June 4, 2018

How to teach your AI to read Chinese

Josh Anish

Mandarin* is by far the most widely-spoken language on the planet. With more than a billion native speakers, the group of Chinese dialects is spoken by 1 out of every 7 earthlings every day.

Equally daunting is data asserting that Mandarin is one of the most difficult of the world’s major languages to learn, taking foreigners on average 2300 hours of study to enter into basic fluency.

Hence the challenge: how to teach your AI program to read Mandarin, when the feature is potentially so helpful to your business, yet so difficult for humans who don’t speak the language to design.

Here’s how AppZen did it.

Our platform uses Tesseract open source for optical character recognition (OCR). For use with English, the technology still needs to be trained – in receipt reading, image resizing, background diminution, pixel enhancement and other improvements.

But this is just text, words that mean nothing to code. Natural-language processing (NLP) programs must then come in and tag the text so the platform understands where to locate, for example, “this is the amount” on the receipt. The receipt amount, bubbled up by OCR and then framed by NLP, is next cross-checked with the vendor name submitted on the expense report.

This cross-checking process also features a form of AI; AppZen scans dozens of databases like Yelp and TripAdvisor in seconds to validate the vendor listed on each receipt. For example, AppZen has learned that “K-Kel, Inc” is actually just a shell name that appears on credit card statements as a proxy for Spearmint Rhino gentlemen's club in Las Vegas.

When it comes to reading Mandarin, AppZen’s AI’s reading process is more complicated, but only slightly.

Presented with expense receipts in Mandarin, the platform again uses OCR to enhance and frame the imagery of the receipt, serving up relatively clean images of text to the NLP.

Remember, NLP can’t necessarily “read” either; it’s just been programmed to find phrases like “this is the amount.” But of course the receipts don’t say “this is the amount” in China; they say 这是金额. No problem, we trained the NLP to look for these phrases having to do with payment, in Chinese. Same process, different language. AI doesn’t inherently know how to read Mandarin, but it isn’t born reading English, either. That’s where human programmers come in.

The automated vendor validation process with Mandarin works the same way; our system is told by humans which symbols to look for that might mean “gentlemen’s club” (or, in this case, 剥离俱乐部) and then AI can find which expenses don’t match and learn what else could signal misconduct.

Like any nation, China has its added accounting complexities and one example is the country’s Fapiao system, which essentially functions as a Value-Added Tax (VAT). In a previous post, we dug into different sorts of VAT misconduct; in the case of clients with employees in China, we’ve essentially had to teach our AI system to look for Fapiao (发票) receipts and check them for known patterns of VAT malfeasance (such as employees splitting the surcharge with the vendor, and expensing the full amount for recompense).

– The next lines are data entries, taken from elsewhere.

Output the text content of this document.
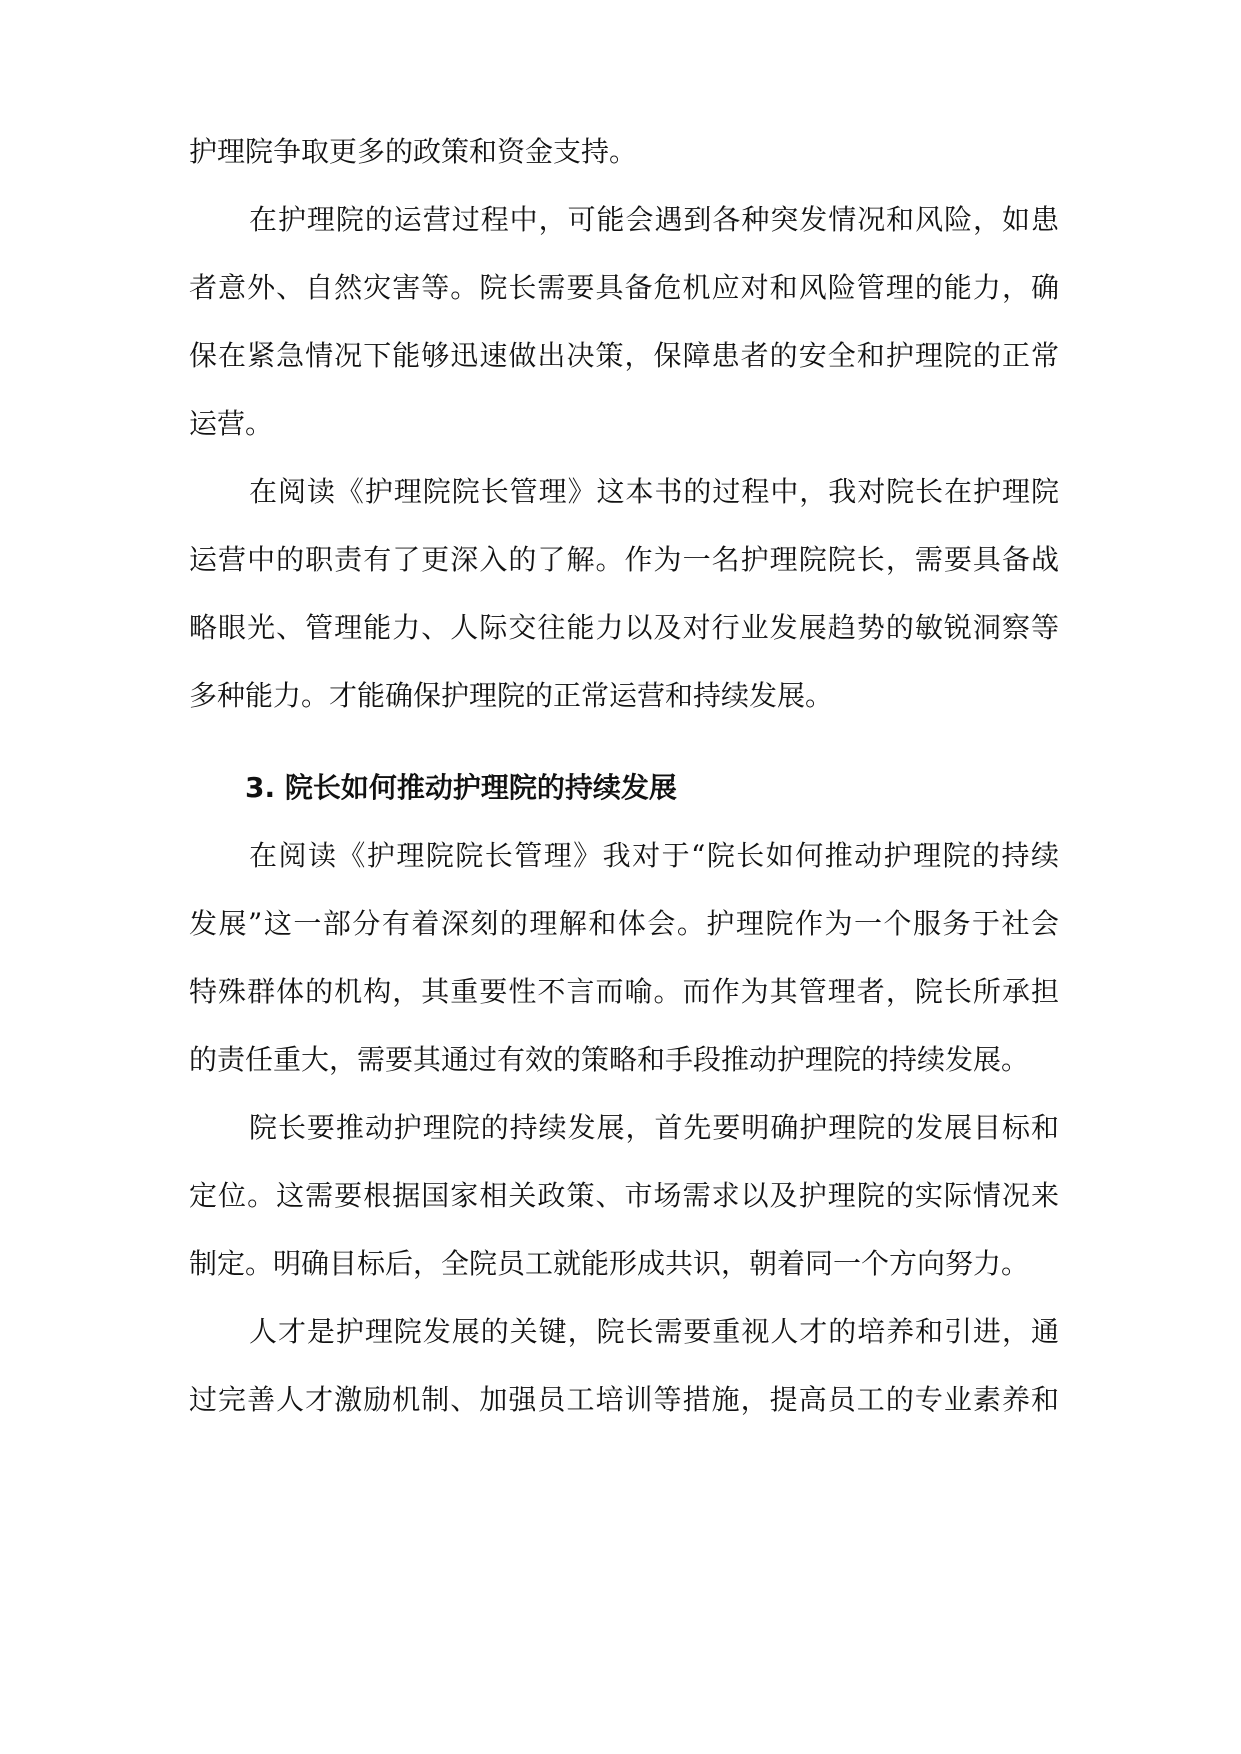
护理院争取更多的政策和资金支持。
在护理院的运营过程中，可能会遇到各种突发情况和风险，如患
者意外、自然灾害等。院长需要具备危机应对和风险管理的能力，确
保在紧急情况下能够迅速做出决策，保障患者的安全和护理院的正常
运营。
在阅读《护理院院长管理》这本书的过程中，我对院长在护理院
运营中的职责有了更深入的了解。作为一名护理院院长，需要具备战
略眼光、管理能力、人际交往能力以及对行业发展趋势的敏锐洞察等
多种能力。才能确保护理院的正常运营和持续发展。
3. 院长如何推动护理院的持续发展
在阅读《护理院院长管理》我对于“院长如何推动护理院的持续
发展”这一部分有着深刻的理解和体会。护理院作为一个服务于社会
特殊群体的机构，其重要性不言而喻。而作为其管理者，院长所承担
的责任重大，需要其通过有效的策略和手段推动护理院的持续发展。
院长要推动护理院的持续发展，首先要明确护理院的发展目标和
定位。这需要根据国家相关政策、市场需求以及护理院的实际情况来
制定。明确目标后，全院员工就能形成共识，朝着同一个方向努力。
人才是护理院发展的关键，院长需要重视人才的培养和引进，通
过完善人才激励机制、加强员工培训等措施，提高员工的专业素养和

Teaching AI to read Mandarin isn’t terribly difficult; the challenge is to help AI read in the first place -- that immense project is left to your data scientists and engineers. The good news here is that when you do succeed in that task, any language is possible.


(*) Mandarin is far from the only language spoken in China. More than 50 million people speak Cantonese, especially around Hong Kong. For the sake of reading flow, Mandarin will be the focus of this article and it will be used interchangeability with the word Chinese, while Cantonese will not be discussed (though AI could learn Cantonese via the same basic process).